The setup to watch: the Mother's Day Caddis emergence. Hatch Magazine frames caddis hatches as defining events for western trout anglers, and MidCurrent's recent Tying Tuesday roundup featured both a jigged Grannom Caddis Pupa and a midge-style tailrace pattern directly applicable to South Fork eddy-line fishing. Caddis Fly (OR)'s late April Pacific Northwest report observes that "insects are hatching" and conditions are coming into seasonal alignment — a directional signal that the entomological window is opening across the region. On the South Fork, Brachycentrus typically emerges mid-May through early June, arriving later in cooler, higher-water seasons. Given current conditions, expect the hatch to build gradually through the back half of May. Elk-hair caddis, soft hackles, and a jigged pupa in sizes 14–16 are worth carrying now.

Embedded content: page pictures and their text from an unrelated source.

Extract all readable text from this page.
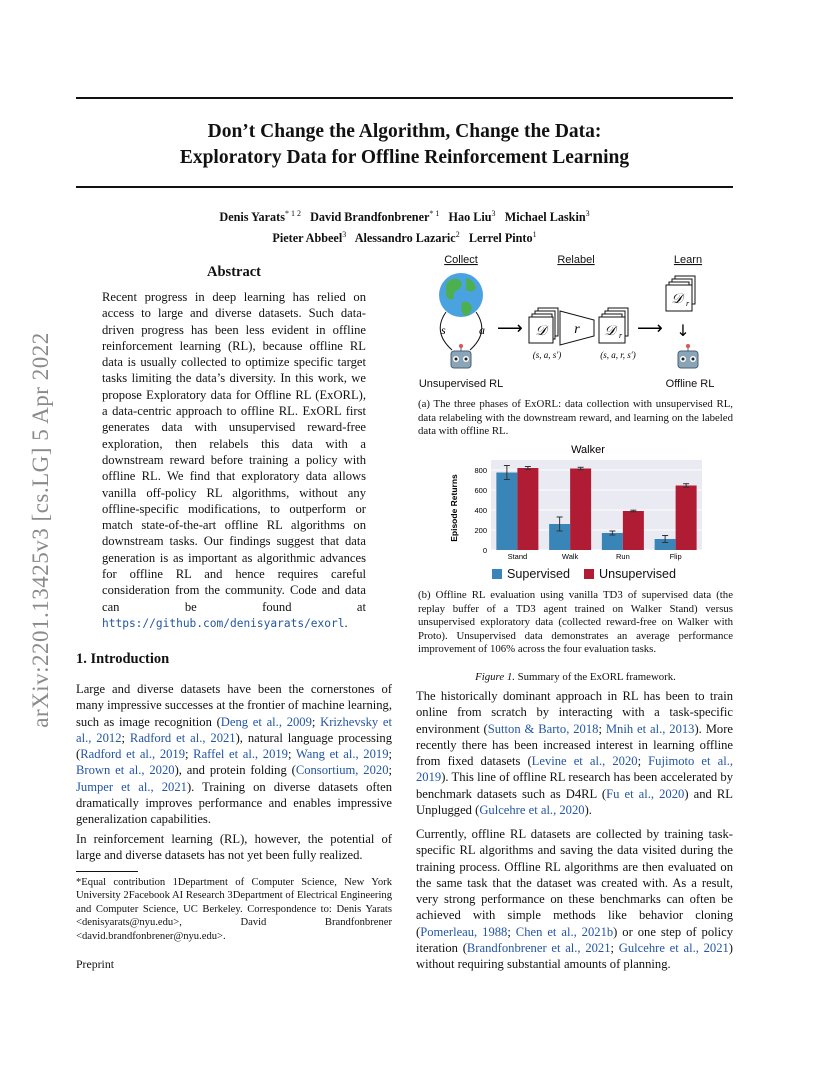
arXiv:2201.13425v3 [cs.LG] 5 Apr 2022
Don’t Change the Algorithm, Change the Data:
Exploratory Data for Offline Reinforcement Learning
Denis Yarats$^{* 1 2}$ David Brandfonbrener$^{* 1}$ Hao Liu$^3$ Michael Laskin$^3$
Pieter Abbeel$^3$ Alessandro Lazaric$^2$ Lerrel Pinto$^1$
Abstract
Recent progress in deep learning has relied on access to large and diverse datasets. Such data-driven progress has been less evident in offline reinforcement learning (RL), because offline RL data is usually collected to optimize specific target tasks limiting the data’s diversity. In this work, we propose Exploratory data for Offline RL (ExORL), a data-centric approach to offline RL. ExORL first generates data with unsupervised reward-free exploration, then relabels this data with a downstream reward before training a policy with offline RL. We find that exploratory data allows vanilla off-policy RL algorithms, without any offline-specific modifications, to outperform or match state-of-the-art offline RL algorithms on downstream tasks. Our findings suggest that data generation is as important as algorithmic advances for offline RL and hence requires careful consideration from the community. Code and data can be found at https://github.com/denisyarats/exorl.
1. Introduction
Large and diverse datasets have been the cornerstones of many impressive successes at the frontier of machine learning, such as image recognition (Deng et al., 2009; Krizhevsky et al., 2012; Radford et al., 2021), natural language processing (Radford et al., 2019; Raffel et al., 2019; Wang et al., 2019; Brown et al., 2020), and protein folding (Consortium, 2020; Jumper et al., 2021). Training on diverse datasets often dramatically improves performance and enables impressive generalization capabilities.
In reinforcement learning (RL), however, the potential of large and diverse datasets has not yet been fully realized.
*Equal contribution 1Department of Computer Science, New York University 2Facebook AI Research 3Department of Electrical Engineering and Computer Science, UC Berkeley. Correspondence to: Denis Yarats <denisyarats@nyu.edu>, David Brandfonbrener <david.brandfonbrener@nyu.edu>.
Preprint
Collect	Relabel	Learn
Unsupervised RL	Offline RL
s	a ⟶ 𝒟
(s, a, s′)
r 𝒟 r
(s, a, r, s′)
⟶
𝒟 r
↓
(a) The three phases of ExORL: data collection with unsupervised RL, data relabeling with the downstream reward, and learning on the labeled data with offline RL.
Walker
Episode Returns
0
200
400
600
800
Stand	Walk	Run	Flip
Supervised Unsupervised
(b) Offline RL evaluation using vanilla TD3 of supervised data (the replay buffer of a TD3 agent trained on Walker Stand) versus unsupervised exploratory data (collected reward-free on Walker with Proto). Unsupervised data demonstrates an average performance improvement of 106% across the four evaluation tasks.
Figure 1. Summary of the ExORL framework.
The historically dominant approach in RL has been to train online from scratch by interacting with a task-specific environment (Sutton & Barto, 2018; Mnih et al., 2013). More recently there has been increased interest in learning offline from fixed datasets (Levine et al., 2020; Fujimoto et al., 2019). This line of offline RL research has been accelerated by benchmark datasets such as D4RL (Fu et al., 2020) and RL Unplugged (Gulcehre et al., 2020).
Currently, offline RL datasets are collected by training task-specific RL algorithms and saving the data visited during the training process. Offline RL algorithms are then evaluated on the same task that the dataset was created with. As a result, very strong performance on these benchmarks can often be achieved with simple methods like behavior cloning (Pomerleau, 1988; Chen et al., 2021b) or one step of policy iteration (Brandfonbrener et al., 2021; Gulcehre et al., 2021) without requiring substantial amounts of planning.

For weekend planning: float fishing is the right call. Drift times will run faster than summer — plan shorter reaches, confirm shuttle timing, and identify put-ins and takeouts with high-water access in mind. Low ramps can partially submerge at these flows. Until the caddis hatch gives fish a reason to look up, streamer swings through bankside seams and weighted nymph rigs fished short to sheltered bottom pockets remain the core playbook.
Context
The Snake River's spring hydrograph in the eastern Idaho drainage is governed by upper-watershed snowpack, with the annual peak typically arriving anywhere from late April through late May depending on winter accumulation and spring temperatures. A reading of 12,700 CFS on May 7 falls within the normal spring range for this stretch — it reflects active snowmelt but not an abnormal flood event. Summer base flows on the South Fork commonly run 4,000–8,000 CFS, making current conditions roughly 1.5–2× the summer baseline.
The South Fork of the Snake River holds a native population of Snake River fine-spotted cutthroat trout, a subspecies endemic to this drainage and among the few wild cutthroat fisheries of this caliber remaining in the American West. The fishery is entirely wild — no stocking — and these fish have adapted to the high-water, reduced-visibility conditions that characterize every May. Spring fishing here has historically been a float-boat game; bank access is limited in most productive sections, and high water pushes fish tight to structure most efficiently reached from a moving craft.
Trout Unlimited recently noted that roughly 96% of Idahoans support keeping public lands accessible — a meaningful backdrop for a fishery like the South Fork, where public land access and cold-water habitat conservation directly underpin the trout fishery's health and the ability of anglers to reach it.
No Idaho-specific shop, guide, charter, or agency intel appeared in this data cycle. There is no direct local comparison available to benchmark whether conditions are running early, late, or on-schedule relative to prior years. Anyone planning a float should reach out to area outfitters for current on-the-ground confirmation before committing to a launch date.
This report is synthesized by Hooked Fisherman from real-time NOAA buoy data, USGS stream gauges, and current reports across regional fishing blogs, captain updates, and angler forums. Source names are cited inline where they appear. Check local regulations before keeping fish. Never trust a single source for a trip decision.